Thanks to all below who gave suggestions for works of Reformed theology that could give a well-rounded introduction to someone trying to understand the contours of the tradition as well as its contemporary profile.

If I had to give a list of ten such books, I think my list would likely include the following, though with the option of course to modify the list in individual circumstances:
William Edgar, Truth in All Its Glory: Commending The Reformed Faith (P&R 2004)

Book of Confessions (PCUSA) and/or Philip Schaff, Creeds of Christendom (Baker 1984)

Sinclair Ferguson, The Holy Spirit (IVP 1997) or The Christian Life (Banner of Truth 1996)

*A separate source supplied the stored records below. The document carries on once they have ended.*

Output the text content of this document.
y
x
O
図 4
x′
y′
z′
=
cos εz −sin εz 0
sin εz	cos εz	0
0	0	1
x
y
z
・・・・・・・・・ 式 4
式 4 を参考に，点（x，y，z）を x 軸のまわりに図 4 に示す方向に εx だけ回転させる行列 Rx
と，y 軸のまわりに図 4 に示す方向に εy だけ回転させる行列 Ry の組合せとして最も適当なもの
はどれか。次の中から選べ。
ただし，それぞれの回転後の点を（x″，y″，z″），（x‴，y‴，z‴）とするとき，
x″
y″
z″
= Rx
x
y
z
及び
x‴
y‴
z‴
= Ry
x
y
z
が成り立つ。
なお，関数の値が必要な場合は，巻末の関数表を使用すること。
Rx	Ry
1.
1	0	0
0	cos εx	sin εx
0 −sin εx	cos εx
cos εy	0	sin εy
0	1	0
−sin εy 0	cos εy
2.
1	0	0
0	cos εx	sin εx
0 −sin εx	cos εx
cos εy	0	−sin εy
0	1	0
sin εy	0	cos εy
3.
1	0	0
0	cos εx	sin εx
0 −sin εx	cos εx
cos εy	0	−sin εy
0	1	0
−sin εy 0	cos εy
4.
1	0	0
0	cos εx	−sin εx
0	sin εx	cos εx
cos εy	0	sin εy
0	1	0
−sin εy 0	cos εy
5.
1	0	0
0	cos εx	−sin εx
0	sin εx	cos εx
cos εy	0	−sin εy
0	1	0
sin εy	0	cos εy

Robert Letham, The Work of Christ (IVP 1993)

Alber M. Wolters, Creation Regained: Biblical Basics for a Reformational Worldview (Eerdmans 2005)

Leonard Vander Zee, Christ, Baptism, and the Lord's Supper: Recovering the Sacraments for Evangelical Worship (IVP 2004)

Michael D. Williams, Far As The Curse Is Found: The Covenant Story Of Redemption (P&R 2005) or Craig Bartholomew and Michael Goheen, The Drama of Scripture: Finding Our Place in the Biblical Story (Baker Academic 2004)

Lesslie Newbigin, The Open Secret: An Introduction to the Theology of Mission (Eerdmans 1995)

John Calvin, John Calvin: Steward of God's Covenant: Selected Writings , ed. by John F. Thornton (Vintage 2006)
Well, that's only nine (or more than ten, depending how one is counting). My primary criterion was to choose contemporary, accessible works that nonetheless preserve and present the best of the tradition from the standpoint of current scholarship.

While some of these books sketch some history, ideally I would probably want more history. But I'm not sure what to choose to fill that out and one could hardly hand Richard Muller's corpus to an inquirer. A good resource might be the relevant bits of The Reformation Theologians: An Introduction to Theology in the Early Modern Period edited by Carter Lindberg (Blackwell 2001). That book, however, doesn't help with the 17th century or later, but once one starts down that avenue, it's difficult to know when to stop.

I would also like to include some kind of overview of the past century or so of mainline Reformed theology (Barth, Moltmann, Pannenberg, Niebuhr, etc.). Here I might suggest the relevant bits of Stanley Grenz and Roger Olson's 20th-Century Theology: God and the World in a Transitional Age (IVP 1997).